Jordanes, the historian of the Goths, reported (Getica 280) that after the Battle of Bolia, the Ostrogoths attacked the Suevi (ruled by a man named Hunimund, who also seemingly led an attack on Passau) by crossing the Danube when it was frozen and going into a high Alpine area held by the confederates of the Suevi at the time, the Alamanni. (He said that several streams start in the area and enter the Danube.) The region held by those Suevi was described as having Bavarians to the east, Franks to the west, Burgundians to the south, and Thuringians to the north. The text seems to indicate that the Suevi had moved into the Alamannic area but that Suevi were seen as distinct from both Alamanni and Bavarians. Thay was also the first mention of Bavarians, who are also often proposed to have had Marcomanni in their ancestry.

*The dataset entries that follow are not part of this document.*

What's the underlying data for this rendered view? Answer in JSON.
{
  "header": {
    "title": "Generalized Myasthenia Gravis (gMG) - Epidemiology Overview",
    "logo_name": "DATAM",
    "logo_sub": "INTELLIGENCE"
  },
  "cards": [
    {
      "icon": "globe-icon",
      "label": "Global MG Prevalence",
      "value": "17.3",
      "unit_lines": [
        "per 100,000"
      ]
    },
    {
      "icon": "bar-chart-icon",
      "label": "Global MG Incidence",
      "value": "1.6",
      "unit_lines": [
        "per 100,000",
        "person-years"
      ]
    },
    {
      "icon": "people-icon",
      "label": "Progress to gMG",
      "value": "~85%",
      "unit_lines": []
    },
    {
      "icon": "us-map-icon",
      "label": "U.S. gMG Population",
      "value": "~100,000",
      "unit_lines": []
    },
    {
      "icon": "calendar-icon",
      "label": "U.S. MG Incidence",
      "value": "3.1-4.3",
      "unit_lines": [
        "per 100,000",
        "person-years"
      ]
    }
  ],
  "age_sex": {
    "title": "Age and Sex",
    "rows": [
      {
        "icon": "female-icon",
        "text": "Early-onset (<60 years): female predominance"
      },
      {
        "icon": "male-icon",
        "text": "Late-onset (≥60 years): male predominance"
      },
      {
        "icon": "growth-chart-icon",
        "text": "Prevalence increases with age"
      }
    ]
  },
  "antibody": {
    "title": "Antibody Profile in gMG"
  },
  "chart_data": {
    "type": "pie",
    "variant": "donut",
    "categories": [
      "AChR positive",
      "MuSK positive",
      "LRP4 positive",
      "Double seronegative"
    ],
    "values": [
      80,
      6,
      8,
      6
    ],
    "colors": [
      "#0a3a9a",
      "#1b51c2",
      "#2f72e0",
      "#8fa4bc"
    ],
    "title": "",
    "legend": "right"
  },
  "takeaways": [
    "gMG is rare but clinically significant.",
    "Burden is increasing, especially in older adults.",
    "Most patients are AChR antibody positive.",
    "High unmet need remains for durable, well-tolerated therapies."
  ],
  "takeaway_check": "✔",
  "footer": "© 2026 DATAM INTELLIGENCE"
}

According to historians such as Herwig Wolfram:
The Marcomanni and the Quadi gave up their special names after crossing the Danube, in fact both the emigrants and the groups remaining in Pannonia became Suebi again. The Pannonian Suebi became subjects of the Huns. After the battle at the Nadao they set up their kingdom, and when it fell, they came, successively under Herulian and Longobard rule, south of the Danube under Gothic rule, and eventually again under Longobard rule.
There is a runic alphabet called the Marcomannic runes, but they are not believed to be related to the Marcomanni.